Sunday, March 1, 2009

The coming deficit reckoning

NEW YORK (Fortune) -- There is much that is encouraging in President Obama's first budget, but also items of concern for those of us who worry that our growing deficits and debts will imperil America's future.

For starters, the administration's economic assumptions assume a rapid recovery, with real GDP growth of 3.2% in 2010 and 4% in 2011. We should all hope that scenario becomes reality. However, should the economy not recover as quickly as the administration projects, our deficits and debt will prove to be higher than projected in the budget.

The president is to be commended on several fronts:

For providing a 10-year budget projection and setting a specific deficit-reduction goal.For including a number of items in the baseline budget that the previous administration left out, namely the costs of the wars in Iraq and Afghanistan and a fix for the alternative minimum tax (AMT).For supporting a PAYGO concept, so that mandatory spending increases and tax cuts will be covered by the pay-as-you-go rule; spending and tax cuts won't be allowed to add to the deficit.

At the same time, the president is not proposing to adopt other measures that would help keep the deficit under some control: discretionary spending caps or automatic reconsideration triggers for mandatory spending items and tax preferences. And, he is proposing to move some items from the category of discretionary spending to the mandatory column.

America's health-care system needs fixing, but the administration has got the steps out of sequence, in my view. The president is advocating expanding health-care coverage before we have proven our ability to control health-care costs - and before we make a significant down payment on the federal government's tens of trillions of dollars in current unfunded health-care promises, notably from Medicare.

The president's budget results in a total debt-to-GDP ratio of 96% and rising by 2010 - factoring in the current debt owed to the Social Security and Medicare programs.
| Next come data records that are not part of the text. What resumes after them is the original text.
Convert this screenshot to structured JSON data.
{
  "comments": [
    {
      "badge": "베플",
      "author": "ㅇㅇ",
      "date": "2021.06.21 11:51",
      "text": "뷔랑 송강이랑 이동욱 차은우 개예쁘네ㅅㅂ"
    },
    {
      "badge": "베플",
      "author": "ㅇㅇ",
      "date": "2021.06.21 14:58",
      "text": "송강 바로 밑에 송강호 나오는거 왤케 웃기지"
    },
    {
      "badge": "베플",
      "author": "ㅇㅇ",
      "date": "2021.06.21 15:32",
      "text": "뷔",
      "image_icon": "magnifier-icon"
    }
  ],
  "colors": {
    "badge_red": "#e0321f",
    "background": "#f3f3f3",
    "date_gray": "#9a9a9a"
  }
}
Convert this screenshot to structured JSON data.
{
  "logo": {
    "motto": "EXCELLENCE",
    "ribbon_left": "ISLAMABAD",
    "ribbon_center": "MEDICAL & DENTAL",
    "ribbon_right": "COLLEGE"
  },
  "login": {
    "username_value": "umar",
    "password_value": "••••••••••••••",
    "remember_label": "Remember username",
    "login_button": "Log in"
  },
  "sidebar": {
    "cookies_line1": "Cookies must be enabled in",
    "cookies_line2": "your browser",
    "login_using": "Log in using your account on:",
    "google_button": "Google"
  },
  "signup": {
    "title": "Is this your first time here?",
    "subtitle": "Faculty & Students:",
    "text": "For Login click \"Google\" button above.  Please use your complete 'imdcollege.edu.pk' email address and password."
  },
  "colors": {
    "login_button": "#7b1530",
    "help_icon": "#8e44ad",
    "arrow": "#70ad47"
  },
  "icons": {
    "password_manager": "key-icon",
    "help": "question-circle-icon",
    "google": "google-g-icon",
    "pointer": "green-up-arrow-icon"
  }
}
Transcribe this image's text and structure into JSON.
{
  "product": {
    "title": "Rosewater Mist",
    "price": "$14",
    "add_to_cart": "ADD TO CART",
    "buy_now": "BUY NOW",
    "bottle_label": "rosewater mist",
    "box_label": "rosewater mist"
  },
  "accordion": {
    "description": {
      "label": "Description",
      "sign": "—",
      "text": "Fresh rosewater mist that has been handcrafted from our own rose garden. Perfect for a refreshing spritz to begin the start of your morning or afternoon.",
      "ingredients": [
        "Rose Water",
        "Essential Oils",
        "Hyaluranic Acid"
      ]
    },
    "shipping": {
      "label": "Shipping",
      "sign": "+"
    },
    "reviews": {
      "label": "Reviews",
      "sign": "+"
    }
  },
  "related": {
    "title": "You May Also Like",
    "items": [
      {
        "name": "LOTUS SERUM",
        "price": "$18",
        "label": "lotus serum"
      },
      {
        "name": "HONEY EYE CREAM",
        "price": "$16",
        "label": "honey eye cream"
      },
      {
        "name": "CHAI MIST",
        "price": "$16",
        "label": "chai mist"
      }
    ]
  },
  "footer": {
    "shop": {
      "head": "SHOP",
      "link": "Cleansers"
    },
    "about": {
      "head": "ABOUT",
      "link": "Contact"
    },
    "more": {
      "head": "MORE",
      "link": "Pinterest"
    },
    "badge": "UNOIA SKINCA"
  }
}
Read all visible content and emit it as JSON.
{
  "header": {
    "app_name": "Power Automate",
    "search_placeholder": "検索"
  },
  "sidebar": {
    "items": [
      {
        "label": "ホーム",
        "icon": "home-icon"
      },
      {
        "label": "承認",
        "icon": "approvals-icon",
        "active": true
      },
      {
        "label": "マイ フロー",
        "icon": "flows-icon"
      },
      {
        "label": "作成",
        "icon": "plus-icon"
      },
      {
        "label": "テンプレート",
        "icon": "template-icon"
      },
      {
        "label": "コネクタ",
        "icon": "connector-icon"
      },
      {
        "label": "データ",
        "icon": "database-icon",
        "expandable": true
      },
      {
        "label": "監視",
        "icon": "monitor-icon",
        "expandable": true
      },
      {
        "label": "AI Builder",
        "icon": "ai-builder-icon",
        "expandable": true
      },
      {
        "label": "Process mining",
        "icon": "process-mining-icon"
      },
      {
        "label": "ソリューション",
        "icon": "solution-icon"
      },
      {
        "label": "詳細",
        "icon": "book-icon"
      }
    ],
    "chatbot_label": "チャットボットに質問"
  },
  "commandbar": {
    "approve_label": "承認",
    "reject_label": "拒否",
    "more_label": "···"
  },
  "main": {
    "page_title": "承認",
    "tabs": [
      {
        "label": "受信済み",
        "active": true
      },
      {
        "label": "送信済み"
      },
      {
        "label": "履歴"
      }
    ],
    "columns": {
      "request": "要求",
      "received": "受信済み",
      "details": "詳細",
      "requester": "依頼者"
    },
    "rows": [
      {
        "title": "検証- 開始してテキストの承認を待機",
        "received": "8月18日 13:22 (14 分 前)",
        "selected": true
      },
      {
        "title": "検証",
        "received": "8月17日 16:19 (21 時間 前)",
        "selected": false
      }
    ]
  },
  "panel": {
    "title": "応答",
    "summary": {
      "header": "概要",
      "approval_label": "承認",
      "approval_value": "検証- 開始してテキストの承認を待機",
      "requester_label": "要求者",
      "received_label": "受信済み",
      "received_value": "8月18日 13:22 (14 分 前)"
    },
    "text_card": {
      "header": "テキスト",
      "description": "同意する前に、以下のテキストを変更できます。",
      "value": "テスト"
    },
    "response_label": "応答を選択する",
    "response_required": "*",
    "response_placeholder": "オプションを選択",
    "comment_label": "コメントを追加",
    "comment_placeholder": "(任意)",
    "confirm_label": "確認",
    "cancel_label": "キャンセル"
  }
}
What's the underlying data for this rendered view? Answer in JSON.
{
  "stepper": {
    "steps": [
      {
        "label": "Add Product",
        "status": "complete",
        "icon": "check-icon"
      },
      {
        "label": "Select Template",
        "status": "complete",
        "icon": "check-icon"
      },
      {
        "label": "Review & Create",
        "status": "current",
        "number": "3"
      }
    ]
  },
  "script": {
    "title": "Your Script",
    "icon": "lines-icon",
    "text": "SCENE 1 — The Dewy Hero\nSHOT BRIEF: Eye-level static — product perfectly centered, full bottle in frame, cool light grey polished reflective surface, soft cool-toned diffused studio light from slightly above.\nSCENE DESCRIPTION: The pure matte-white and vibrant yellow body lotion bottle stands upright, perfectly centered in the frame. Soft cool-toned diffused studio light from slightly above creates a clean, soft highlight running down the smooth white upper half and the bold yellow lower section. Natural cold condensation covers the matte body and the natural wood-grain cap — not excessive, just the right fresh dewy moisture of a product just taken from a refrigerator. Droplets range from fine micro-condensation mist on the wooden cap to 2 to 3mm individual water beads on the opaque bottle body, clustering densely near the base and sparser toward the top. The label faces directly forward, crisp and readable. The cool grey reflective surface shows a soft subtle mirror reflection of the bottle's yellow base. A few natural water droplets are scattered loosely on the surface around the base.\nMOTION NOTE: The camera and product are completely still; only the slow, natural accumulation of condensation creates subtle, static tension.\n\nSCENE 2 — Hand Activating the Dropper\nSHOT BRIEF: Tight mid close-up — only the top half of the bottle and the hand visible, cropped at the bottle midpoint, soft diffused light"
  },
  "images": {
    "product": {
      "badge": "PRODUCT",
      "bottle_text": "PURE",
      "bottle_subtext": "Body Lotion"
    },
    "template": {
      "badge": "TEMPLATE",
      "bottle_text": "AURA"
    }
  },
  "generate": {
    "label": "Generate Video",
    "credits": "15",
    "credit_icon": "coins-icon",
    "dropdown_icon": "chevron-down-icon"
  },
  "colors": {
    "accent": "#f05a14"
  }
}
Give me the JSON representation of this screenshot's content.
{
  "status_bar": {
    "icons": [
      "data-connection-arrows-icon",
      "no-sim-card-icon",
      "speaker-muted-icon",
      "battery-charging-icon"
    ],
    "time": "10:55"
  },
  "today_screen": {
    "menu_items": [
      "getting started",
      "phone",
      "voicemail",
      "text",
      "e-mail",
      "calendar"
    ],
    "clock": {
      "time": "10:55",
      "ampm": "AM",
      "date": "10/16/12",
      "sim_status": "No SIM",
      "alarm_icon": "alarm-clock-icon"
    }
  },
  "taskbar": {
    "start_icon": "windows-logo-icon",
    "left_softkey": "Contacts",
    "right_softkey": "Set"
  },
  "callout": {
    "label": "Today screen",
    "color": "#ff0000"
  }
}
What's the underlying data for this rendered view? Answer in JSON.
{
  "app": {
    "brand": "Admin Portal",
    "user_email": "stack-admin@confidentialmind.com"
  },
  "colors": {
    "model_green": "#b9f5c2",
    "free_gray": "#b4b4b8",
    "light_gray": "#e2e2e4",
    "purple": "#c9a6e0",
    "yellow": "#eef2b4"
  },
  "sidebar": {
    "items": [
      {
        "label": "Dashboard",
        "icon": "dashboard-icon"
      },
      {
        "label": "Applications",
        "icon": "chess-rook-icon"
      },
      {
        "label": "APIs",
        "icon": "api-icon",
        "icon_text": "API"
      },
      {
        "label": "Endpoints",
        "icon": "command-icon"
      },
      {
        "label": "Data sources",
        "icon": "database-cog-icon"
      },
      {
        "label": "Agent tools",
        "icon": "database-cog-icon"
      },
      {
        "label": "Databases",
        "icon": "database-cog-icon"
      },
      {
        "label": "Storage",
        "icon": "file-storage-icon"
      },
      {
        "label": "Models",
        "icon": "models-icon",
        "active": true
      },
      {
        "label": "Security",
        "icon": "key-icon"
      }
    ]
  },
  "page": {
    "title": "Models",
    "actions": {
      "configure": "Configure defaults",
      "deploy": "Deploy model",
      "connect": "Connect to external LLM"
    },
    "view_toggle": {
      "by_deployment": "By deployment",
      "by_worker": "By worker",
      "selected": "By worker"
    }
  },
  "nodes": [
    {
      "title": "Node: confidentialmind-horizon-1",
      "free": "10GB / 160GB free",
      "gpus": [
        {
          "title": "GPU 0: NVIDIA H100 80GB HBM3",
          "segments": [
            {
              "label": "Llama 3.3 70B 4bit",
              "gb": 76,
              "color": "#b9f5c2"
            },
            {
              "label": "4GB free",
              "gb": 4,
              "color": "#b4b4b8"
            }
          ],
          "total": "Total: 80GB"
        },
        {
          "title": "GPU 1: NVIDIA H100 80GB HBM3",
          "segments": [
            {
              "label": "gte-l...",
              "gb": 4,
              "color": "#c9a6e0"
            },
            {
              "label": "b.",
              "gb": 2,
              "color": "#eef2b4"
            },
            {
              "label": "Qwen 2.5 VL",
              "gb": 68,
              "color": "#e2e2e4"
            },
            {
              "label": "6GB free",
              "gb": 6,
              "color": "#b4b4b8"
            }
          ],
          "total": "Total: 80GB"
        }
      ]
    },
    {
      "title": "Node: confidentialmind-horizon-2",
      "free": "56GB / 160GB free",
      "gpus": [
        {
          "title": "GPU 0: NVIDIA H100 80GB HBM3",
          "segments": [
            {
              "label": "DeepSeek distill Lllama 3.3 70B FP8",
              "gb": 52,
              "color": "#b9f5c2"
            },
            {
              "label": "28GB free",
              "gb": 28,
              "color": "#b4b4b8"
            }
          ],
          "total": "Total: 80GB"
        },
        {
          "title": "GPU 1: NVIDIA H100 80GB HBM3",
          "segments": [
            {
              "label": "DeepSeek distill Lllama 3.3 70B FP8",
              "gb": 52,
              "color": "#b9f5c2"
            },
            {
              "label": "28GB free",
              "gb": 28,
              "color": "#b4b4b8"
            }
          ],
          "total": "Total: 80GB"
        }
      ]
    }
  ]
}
The related bonds are backed by the U.S. government and are guaranteed as to principal and interest.

This ratio reinforces the need for the creation of a "fiscal future commission" to help us get our federal finances in order before we lose the confidence of our foreign lenders. Without such a step, we may face a "super sub-prime crisis" in the future, a government debt debacle that will have no higher authority to bail it out.

The author is president and CEO of the Peter G. Peterson Foundation and former comptroller general of the United States.